RTO – Recovery Time Objective  – it is the time within which systems and applications must be recovered after and outage. It defines the amout of dowintime that a business can endure and survive.

There are few general solutions for the RTO:

  • RTO of 72 hours – restore from tapes available at a cold site
  • RTO of 12 hours – restore from tapes available at a hot site
  • RTO of few hours – Use of data vault at a hot site
  • RTO of a few seconds – cluster production servers with bidirectional mirroring (for example NetApp metro-cluster)

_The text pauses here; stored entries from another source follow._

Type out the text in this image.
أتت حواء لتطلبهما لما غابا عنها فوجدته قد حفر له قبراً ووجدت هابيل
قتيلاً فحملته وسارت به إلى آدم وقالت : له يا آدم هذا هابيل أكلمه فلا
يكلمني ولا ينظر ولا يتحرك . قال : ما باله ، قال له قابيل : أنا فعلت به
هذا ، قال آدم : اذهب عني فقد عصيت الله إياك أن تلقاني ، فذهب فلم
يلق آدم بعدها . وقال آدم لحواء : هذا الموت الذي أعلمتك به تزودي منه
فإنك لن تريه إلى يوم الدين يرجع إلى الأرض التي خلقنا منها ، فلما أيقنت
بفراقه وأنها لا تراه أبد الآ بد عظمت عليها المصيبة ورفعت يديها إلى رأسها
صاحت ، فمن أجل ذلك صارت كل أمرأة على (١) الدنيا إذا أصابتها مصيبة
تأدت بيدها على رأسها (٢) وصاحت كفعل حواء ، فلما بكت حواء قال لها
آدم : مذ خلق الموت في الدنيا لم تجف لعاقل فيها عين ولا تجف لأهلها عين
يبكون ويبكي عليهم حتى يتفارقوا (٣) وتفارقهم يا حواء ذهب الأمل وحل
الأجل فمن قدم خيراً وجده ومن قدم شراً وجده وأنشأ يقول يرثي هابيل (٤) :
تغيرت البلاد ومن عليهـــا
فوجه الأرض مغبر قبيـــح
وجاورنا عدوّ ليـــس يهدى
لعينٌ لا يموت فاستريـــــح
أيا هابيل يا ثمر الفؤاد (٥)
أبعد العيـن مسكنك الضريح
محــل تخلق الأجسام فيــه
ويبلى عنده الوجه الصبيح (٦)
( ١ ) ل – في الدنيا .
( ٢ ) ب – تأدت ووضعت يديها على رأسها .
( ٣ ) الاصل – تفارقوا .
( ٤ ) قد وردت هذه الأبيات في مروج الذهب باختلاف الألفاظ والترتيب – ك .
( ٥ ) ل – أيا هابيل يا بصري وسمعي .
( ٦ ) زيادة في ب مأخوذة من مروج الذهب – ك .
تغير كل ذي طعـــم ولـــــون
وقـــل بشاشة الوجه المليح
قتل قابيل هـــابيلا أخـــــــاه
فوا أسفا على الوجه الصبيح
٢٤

Explaination of the terms:
Data vault  – a repository at a remote site where data can be copied
Hot site – a site where an enterprise’s operations can be moved in the event of a disaster. The site has required hardware, OS, apps, network to perform business operations, and the euqipment is available and running at all times
Cold site – a site where an enteprise’s operations can be moved in the event of disaster, with mininum IT infrastructure and environmental facilities in place, but no activated

 RTO vs RPO

To understand the meaning of those two try to study this example:

When reviewing the disaster recovery plan for two data centers, you find that:

  • The copy of data at remote Site B will lag behind the production data at Site A by 5 minutes
  • It will take 2 hours after an outage at Site A to shift production to Site B. 
  • Three more hours will be needed to power up the servers, bring up the network, and redirect users to Site B.

 

What is the recovery point objective (RPO) of this plan?


What is the recovery time objective (RTO) of this plan?